Die Einwohner von Lampedusa lernen wir nun in ausgewählten Personen kennen, die Ältere, die das Radio dauernd dudeln hat und sich die Schlager für sich und ihren Mann bestellt, eine ordentliche, emsige Frau, Kleinbürgertum mit einer heilen Welt. Wir erleben den Fischer, der mit anderen aufs Meer hinauswill, was der aufkommende Sturm gerade verhindert. Den Arzt Pedro Bartolo, der schon im Film tiefen Eindruck macht, weil er mit einer geflüchteten Schwangeren über ihre erwarteten Zwillinge so vertraut spricht, obwohl sie kein Wort Italienisch versteht, was alleine vom Klang sie sicher beruhigt. Er ist der einzige Einwohner Lampedusas, den wir im Film sehen, der direkt mit den Flüchtlingen zu tun hat und in Berlin auf dem Podium die allerschwärzesten Sachen sagt. Vor allem lernen wir aber den zwölfjährigen Samuele kennen, der den Film zusammenhält, und dessen Erkundungswege auf der Insel und dem Meer wir verfolgen, die gleichzeitig Erkundungswege ins Erwachsenenleben sind, so wie er ätzend neugierig und genau seinen Onkel nach dessen Matrosenjahre befragt. Das alles ist Lampedusa. Heimat für die einen, Sehnsuchtsort und Metapher für ein besseres Leben für die anderen.

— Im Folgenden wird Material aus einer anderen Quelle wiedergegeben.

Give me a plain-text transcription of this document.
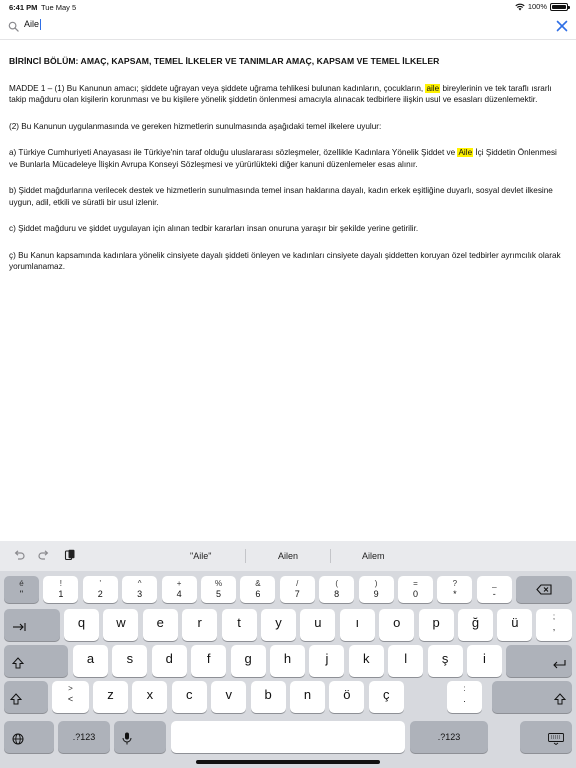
6:41 PM Tue May 5	100%
Aile
BİRİNCİ BÖLÜM: AMAÇ, KAPSAM, TEMEL İLKELER VE TANIMLAR AMAÇ, KAPSAM VE TEMEL İLKELER

MADDE 1 – (1) Bu Kanunun amacı; şiddete uğrayan veya şiddete uğrama tehlikesi bulunan kadınların, çocukların, aile bireylerinin ve tek taraflı ısrarlı takip mağduru olan kişilerin korunması ve bu kişilere yönelik şiddetin önlenmesi amacıyla alınacak tedbirlere ilişkin usul ve esasları düzenlemektir.

(2) Bu Kanunun uygulanmasında ve gereken hizmetlerin sunulmasında aşağıdaki temel ilkelere uyulur:

a) Türkiye Cumhuriyeti Anayasası ile Türkiye'nin taraf olduğu uluslararası sözleşmeler, özellikle Kadınlara Yönelik Şiddet ve Aile İçi Şiddetin Önlenmesi ve Bunlarla Mücadeleye İlişkin Avrupa Konseyi Sözleşmesi ve yürürlükteki diğer kanuni düzenlemeler esas alınır.

b) Şiddet mağdurlarına verilecek destek ve hizmetlerin sunulmasında temel insan haklarına dayalı, kadın erkek eşitliğine duyarlı, sosyal devlet ilkesine uygun, adil, etkili ve süratli bir usul izlenir.

c) Şiddet mağduru ve şiddet uygulayan için alınan tedbir kararları insan onuruna yaraşır bir şekilde yerine getirilir.

ç) Bu Kanun kapsamında kadınlara yönelik cinsiyete dayalı şiddeti önleyen ve kadınları cinsiyete dayalı şiddetten koruyan özel tedbirler ayrımcılık olarak yorumlanamaz.

"Aile"	Ailen	Ailem
é
"
!
1
'
2
^
3
+
4
%
5
&
6
/
7
(
8
)
9
=
0
?
*
_
-
q	w	e	r	t	y	u	ı	o	p	ğ	ü	;
,
a	s	d	f	g	h	j	k	l	ş	i
>
<	z	x	c	v	b	n	ö	ç	:
.
.?123	.?123
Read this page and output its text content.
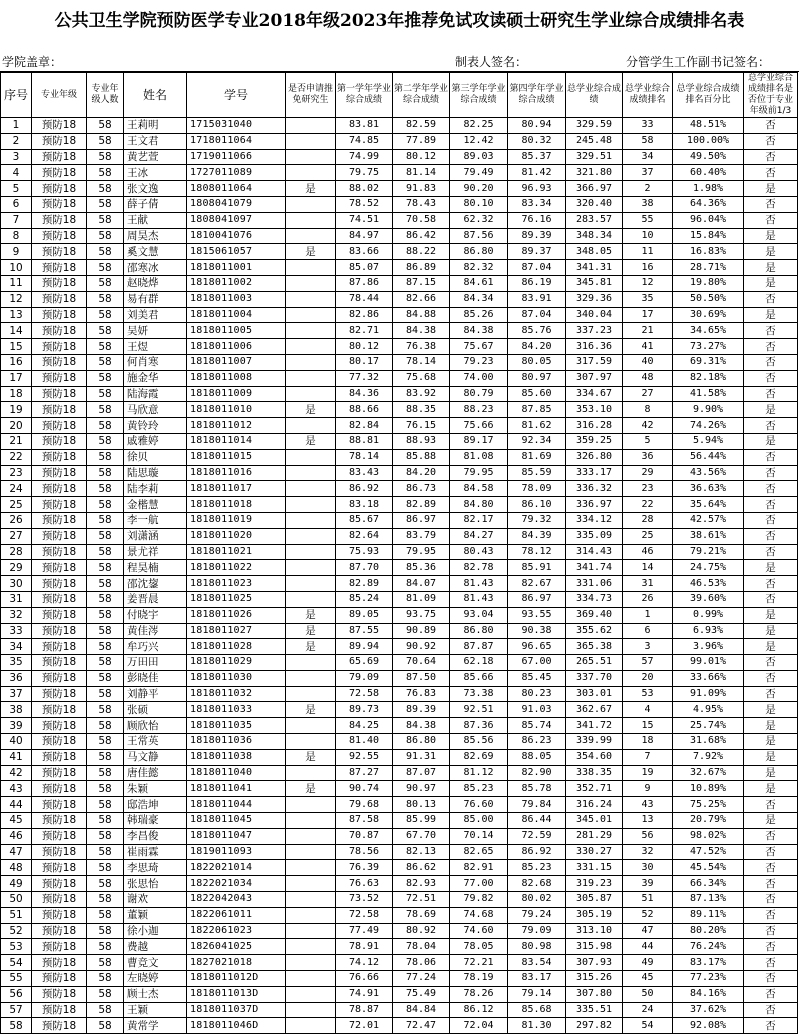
公共卫生学院预防医学专业2018年级2023年推荐免试攻读硕士研究生学业综合成绩排名表
学院盖章：	制表人签名：	分管学生工作副书记签名：
序号	专业年级	专业年级人数	姓名	学号	是否申请推免研究生	第一学年学业综合成绩	第二学年学业综合成绩	第三学年学业综合成绩	第四学年学业综合成绩	总学业综合成绩	总学业综合成绩排名	总学业综合成绩排名百分比	总学业综合成绩排名是否位于专业年级前1/3
1	预防18	58	王莉明	1715031040		83.81	82.59	82.25	80.94	329.59	33	48.51%	否
2	预防18	58	王文君	1718011064		74.85	77.89	12.42	80.32	245.48	58	100.00%	否
3	预防18	58	黄艺萱	1719011066		74.99	80.12	89.03	85.37	329.51	34	49.50%	否
4	预防18	58	王冰	1727011089		79.75	81.14	79.49	81.42	321.80	37	60.40%	否
5	预防18	58	张文逸	1808011064	是	88.02	91.83	90.20	96.93	366.97	2	1.98%	是
6	预防18	58	薛子倩	1808041079		78.52	78.43	80.10	83.34	320.40	38	64.36%	否
7	预防18	58	王献	1808041097		74.51	70.58	62.32	76.16	283.57	55	96.04%	否
8	预防18	58	周昊杰	1810041076		84.97	86.42	87.56	89.39	348.34	10	15.84%	是
9	预防18	58	奚文慧	1815061057	是	83.66	88.22	86.80	89.37	348.05	11	16.83%	是
10	预防18	58	邵寒冰	1818011001		85.07	86.89	82.32	87.04	341.31	16	28.71%	是
11	预防18	58	赵晓烨	1818011002		87.86	87.15	84.61	86.19	345.81	12	19.80%	是
12	预防18	58	易有群	1818011003		78.44	82.66	84.34	83.91	329.36	35	50.50%	否
13	预防18	58	刘美君	1818011004		82.86	84.88	85.26	87.04	340.04	17	30.69%	是
14	预防18	58	吴妍	1818011005		82.71	84.38	84.38	85.76	337.23	21	34.65%	否
15	预防18	58	王煜	1818011006		80.12	76.38	75.67	84.20	316.36	41	73.27%	否
16	预防18	58	何肖寒	1818011007		80.17	78.14	79.23	80.05	317.59	40	69.31%	否
17	预防18	58	施金华	1818011008		77.32	75.68	74.00	80.97	307.97	48	82.18%	否
18	预防18	58	陆海霞	1818011009		84.36	83.92	80.79	85.60	334.67	27	41.58%	否
19	预防18	58	马欣意	1818011010	是	88.66	88.35	88.23	87.85	353.10	8	9.90%	是
20	预防18	58	黄铃玲	1818011012		82.84	76.15	75.66	81.62	316.28	42	74.26%	否
21	预防18	58	戚雅婷	1818011014	是	88.81	88.93	89.17	92.34	359.25	5	5.94%	是
22	预防18	58	徐贝	1818011015		78.14	85.88	81.08	81.69	326.80	36	56.44%	否
23	预防18	58	陆思璇	1818011016		83.43	84.20	79.95	85.59	333.17	29	43.56%	否
24	预防18	58	陆李莉	1818011017		86.92	86.73	84.58	78.09	336.32	23	36.63%	否
25	预防18	58	金楷慧	1818011018		83.18	82.89	84.80	86.10	336.97	22	35.64%	否
26	预防18	58	李一航	1818011019		85.67	86.97	82.17	79.32	334.12	28	42.57%	否
27	预防18	58	刘潇涵	1818011020		82.64	83.79	84.27	84.39	335.09	25	38.61%	否
28	预防18	58	景尤祥	1818011021		75.93	79.95	80.43	78.12	314.43	46	79.21%	否
29	预防18	58	程昊楠	1818011022		87.70	85.36	82.78	85.91	341.74	14	24.75%	是
30	预防18	58	邵沈鋆	1818011023		82.89	84.07	81.43	82.67	331.06	31	46.53%	否
31	预防18	58	姜晋晨	1818011025		85.24	81.09	81.43	86.97	334.73	26	39.60%	否
32	预防18	58	付晓宇	1818011026	是	89.05	93.75	93.04	93.55	369.40	1	0.99%	是
33	预防18	58	黄佳涔	1818011027	是	87.55	90.89	86.80	90.38	355.62	6	6.93%	是
34	预防18	58	牟巧兴	1818011028	是	89.94	90.92	87.87	96.65	365.38	3	3.96%	是
35	预防18	58	万田田	1818011029		65.69	70.64	62.18	67.00	265.51	57	99.01%	否
36	预防18	58	彭晓佳	1818011030		79.09	87.50	85.66	85.45	337.70	20	33.66%	否
37	预防18	58	刘静平	1818011032		72.58	76.83	73.38	80.23	303.01	53	91.09%	否
38	预防18	58	张硕	1818011033	是	89.73	89.39	92.51	91.03	362.67	4	4.95%	是
39	预防18	58	顾欣怡	1818011035		84.25	84.38	87.36	85.74	341.72	15	25.74%	是
40	预防18	58	王常英	1818011036		81.40	86.80	85.56	86.23	339.99	18	31.68%	是
41	预防18	58	马文静	1818011038	是	92.55	91.31	82.69	88.05	354.60	7	7.92%	是
42	预防18	58	唐佳懿	1818011040		87.27	87.07	81.12	82.90	338.35	19	32.67%	是
43	预防18	58	朱颖	1818011041	是	90.74	90.97	85.23	85.78	352.71	9	10.89%	是
44	预防18	58	邸浩坤	1818011044		79.68	80.13	76.60	79.84	316.24	43	75.25%	否
45	预防18	58	韩瑞豪	1818011045		87.58	85.99	85.00	86.44	345.01	13	20.79%	是
46	预防18	58	李昌俊	1818011047		70.87	67.70	70.14	72.59	281.29	56	98.02%	否
47	预防18	58	崔雨霖	1819011093		78.56	82.13	82.65	86.92	330.27	32	47.52%	否
48	预防18	58	李思琦	1822021014		76.39	86.62	82.91	85.23	331.15	30	45.54%	否
49	预防18	58	张思怡	1822021034		76.63	82.93	77.00	82.68	319.23	39	66.34%	否
50	预防18	58	谢欢	1822042043		73.52	72.51	79.82	80.02	305.87	51	87.13%	否
51	预防18	58	董颖	1822061011		72.58	78.69	74.68	79.24	305.19	52	89.11%	否
52	预防18	58	徐小迦	1822061023		77.49	80.92	74.60	79.09	313.10	47	80.20%	否
53	预防18	58	费越	1826041025		78.91	78.04	78.05	80.98	315.98	44	76.24%	否
54	预防18	58	曹竞文	1827021018		74.12	78.06	72.21	83.54	307.93	49	83.17%	否
55	预防18	58	左晓婷	1818011012D		76.66	77.24	78.19	83.17	315.26	45	77.23%	否
56	预防18	58	顾士杰	1818011013D		74.91	75.49	78.26	79.14	307.80	50	84.16%	否
57	预防18	58	王颖	1818011037D		78.87	84.84	86.12	85.68	335.51	24	37.62%	否
58	预防18	58	黄常学	1818011046D		72.01	72.47	72.04	81.30	297.82	54	92.08%	否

Der Film zeigt die Flüchtlinge auf dem Meer und ihr Ankommen. Diese Bilder werden nicht kommentiert. Es sind die Szenen auf See und an Land mit Ton aufgenommen worden. Wir hören das Meer, wir hören die Anweisungen derer, die die Flüchtlinge in Empfang nehmen, sie registrieren etc. Wir sehen auch, wie die Toten in Leichensäcken oder auch übereinandergestapelt über den Boden geschleift, getragen, transportiert werden.(Manchmal hatten wir im Film das Gefühl, daß allein dieseSzenen keine wahren, sondern inszenierte Aufnahmen seien, was wir verstünden.) Sehr viele Leichen.
Wir haben im Kollegenkreis eine Diskussion mitbekommen, dernach diese Bilder die Würde der Toten verletzten, was gegen den Film spreche. Das ist allerhand und für uns eine arrogante Aussage und Rechtfertigung, solche Bilder den Augen der Welt vorzuenthalten. Es ist doch genau umgekehrt. Die Würde der Toten verletzt, daß sie als Lebendige in eine solche Lage gekommen sind, der die ganze Welt zuschaut, ohne daß bis heute ein ernstzunehmendes Eingreifen der Welt geschieht.
In dem Pressegspräch wies der Regisseur daraufhin, daß die letzte Aufnahme am 13.Januar diesen Jahres gedreht wurde. Das ist für einen Film eine kaum glaubliche kurze Zeit bis zur Fertigstellung. Anders als sonst, verbietet es sich bei diesem Film direkt nach seiner filmischen Qualtität zu fragen. Es ist leichter vom Gegenteil auszugehen, nämlich, was unter den Aspekten von Film für ihn spricht. Das ist nämlich sein Ton, tja fast der Neutralität, der nie sentimental wird, nie den Zuschauer zusätzlich zu etwas auffordert, was er in unserem Falle von alleine angesichts der Bilder empfindet. Hier wird die Sache selbst gezeigt. Die Sache sind Menschen, die auf unmenschliche Weise überleben oder sterben. Wenn wir im Film, der 107 Minuten dauert, Längen empfanden, so wirkten sie wie absichtsvoll als Stilmittel eingesetzt, was bei uns wirkte.